Often, in addition to heat and a water change, the only other medication required is one teaspoon per gallon of salt. Besides stimulating slime coat production, the salt kills the free-swimming parasites, which will stop the infestation in its tracks, provided the treatment is carried out for the necessary length of time: 21 days. If further medication is needed, malachite green and formalin combinations are very effective.

For velvet infestations, the same treatment of hygiene/aeration/heat/salt as above is highly recommended, but if medication is required, acriflavine, used according to manufacturer’s instructions will clear up any residual infestation.

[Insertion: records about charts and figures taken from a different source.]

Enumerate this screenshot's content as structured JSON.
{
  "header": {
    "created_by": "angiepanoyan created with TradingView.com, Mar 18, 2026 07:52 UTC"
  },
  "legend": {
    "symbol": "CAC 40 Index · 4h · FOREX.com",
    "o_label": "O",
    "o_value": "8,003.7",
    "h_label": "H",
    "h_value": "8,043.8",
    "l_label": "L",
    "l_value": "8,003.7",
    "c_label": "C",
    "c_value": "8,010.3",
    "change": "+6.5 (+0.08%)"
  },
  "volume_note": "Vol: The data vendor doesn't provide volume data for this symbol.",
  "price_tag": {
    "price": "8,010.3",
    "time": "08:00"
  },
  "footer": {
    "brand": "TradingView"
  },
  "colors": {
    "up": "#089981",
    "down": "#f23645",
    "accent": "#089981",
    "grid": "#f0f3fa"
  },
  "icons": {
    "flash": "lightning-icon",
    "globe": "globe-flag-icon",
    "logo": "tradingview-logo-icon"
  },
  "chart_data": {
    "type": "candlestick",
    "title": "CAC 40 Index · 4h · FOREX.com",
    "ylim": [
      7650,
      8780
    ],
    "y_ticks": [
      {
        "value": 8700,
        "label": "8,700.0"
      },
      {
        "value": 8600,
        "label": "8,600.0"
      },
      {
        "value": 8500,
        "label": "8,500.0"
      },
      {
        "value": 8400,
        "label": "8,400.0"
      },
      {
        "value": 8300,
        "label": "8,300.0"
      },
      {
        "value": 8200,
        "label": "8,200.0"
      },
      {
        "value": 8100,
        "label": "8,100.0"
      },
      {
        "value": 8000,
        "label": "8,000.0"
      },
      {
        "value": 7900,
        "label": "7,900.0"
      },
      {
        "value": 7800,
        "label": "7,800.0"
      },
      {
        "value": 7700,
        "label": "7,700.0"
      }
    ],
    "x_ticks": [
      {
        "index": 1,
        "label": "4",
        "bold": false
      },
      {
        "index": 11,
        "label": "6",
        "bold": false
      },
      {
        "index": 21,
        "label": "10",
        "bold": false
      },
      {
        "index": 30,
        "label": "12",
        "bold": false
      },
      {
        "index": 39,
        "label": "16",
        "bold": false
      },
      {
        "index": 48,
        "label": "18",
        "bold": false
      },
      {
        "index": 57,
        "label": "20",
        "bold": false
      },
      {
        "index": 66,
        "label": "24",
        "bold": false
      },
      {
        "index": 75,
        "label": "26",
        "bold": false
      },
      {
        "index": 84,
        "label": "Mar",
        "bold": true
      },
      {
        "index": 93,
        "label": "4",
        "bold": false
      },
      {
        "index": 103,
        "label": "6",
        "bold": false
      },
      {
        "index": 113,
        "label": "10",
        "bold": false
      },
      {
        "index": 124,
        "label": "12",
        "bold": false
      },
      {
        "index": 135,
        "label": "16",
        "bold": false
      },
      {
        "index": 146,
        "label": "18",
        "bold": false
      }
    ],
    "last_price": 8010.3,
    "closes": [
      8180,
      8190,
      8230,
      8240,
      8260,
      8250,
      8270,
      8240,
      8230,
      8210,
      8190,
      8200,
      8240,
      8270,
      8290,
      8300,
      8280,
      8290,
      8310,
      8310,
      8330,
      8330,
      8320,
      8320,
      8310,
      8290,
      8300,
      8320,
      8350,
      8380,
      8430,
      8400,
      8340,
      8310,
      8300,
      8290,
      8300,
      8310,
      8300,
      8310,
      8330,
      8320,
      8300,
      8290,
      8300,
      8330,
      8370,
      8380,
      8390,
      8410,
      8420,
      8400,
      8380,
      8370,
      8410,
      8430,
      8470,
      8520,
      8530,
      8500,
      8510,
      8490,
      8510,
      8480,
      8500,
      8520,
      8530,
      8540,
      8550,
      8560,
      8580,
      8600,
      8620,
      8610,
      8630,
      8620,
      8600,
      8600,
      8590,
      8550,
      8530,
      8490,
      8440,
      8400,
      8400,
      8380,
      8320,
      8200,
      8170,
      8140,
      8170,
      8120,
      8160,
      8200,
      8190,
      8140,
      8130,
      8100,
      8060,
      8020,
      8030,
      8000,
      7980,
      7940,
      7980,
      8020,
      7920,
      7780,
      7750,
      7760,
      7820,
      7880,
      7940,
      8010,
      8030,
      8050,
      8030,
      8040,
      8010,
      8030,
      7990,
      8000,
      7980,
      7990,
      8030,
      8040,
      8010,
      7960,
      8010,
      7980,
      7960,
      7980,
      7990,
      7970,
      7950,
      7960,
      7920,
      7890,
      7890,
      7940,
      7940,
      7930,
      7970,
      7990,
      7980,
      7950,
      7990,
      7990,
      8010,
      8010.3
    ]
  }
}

Gill and skin flukes present with similar symptoms of labored breathing and flashing, and breeders will find that their fry will die off a few a days after hovering at the waterline gasping for air. Again, hygiene is a huge part of the treatment; as with any outbreak of disease, start with the water changes. Heavy fluke infestations affecting more than one fish are usually caused by overcrowding, poor water quality, or water with a high organic content. Under these ideal circumstances for pests, parasites multiply rapidly. Again, the hygiene and salt bath regimen is exceptionally valuable. Malachite green and formalin, used according to manufacturer’s directions, will generally help cope with heavy infestations.

Bacterial Infections

Bacteria are everywhere, the good ones, the bad, and the indifferent. Our problems with bacteria in the aquarium are virtually always associated with overfeeding, overcrowding, and poor water quality. Some bacteria show up in the form of fin and tail rot. Other times, the fish’s eyes will bulge from their sockets, and sometimes the bellies of the fish will swell until the scales pop out like pinecones. Some of these bacterial conditions can be treated, some not. Often, the odds are only as good as a roll of the dice, but it is very satisfying when a fish that was very sick recovers and goes on to a long life in the aquarium. Fin and tail rot, open wounds, fungus, pop-eye, dropsy, and many other similar infections do need antibiotics. As it is difficult for most of us to determine which medication is ideal for which disease, manufacturers offer broad-spectrum antibiotics and indicate on the packaging which symptoms the medication is useful against. Consult the packaging for similarity of symptoms. Also, aquarium pharmaceutical companies generally provide support numbers. Avail yourself of the advice of the experienced.

Don’t let fish diseases get you down. Sometimes fish die for no apparent reason. Take heed, and quarantine!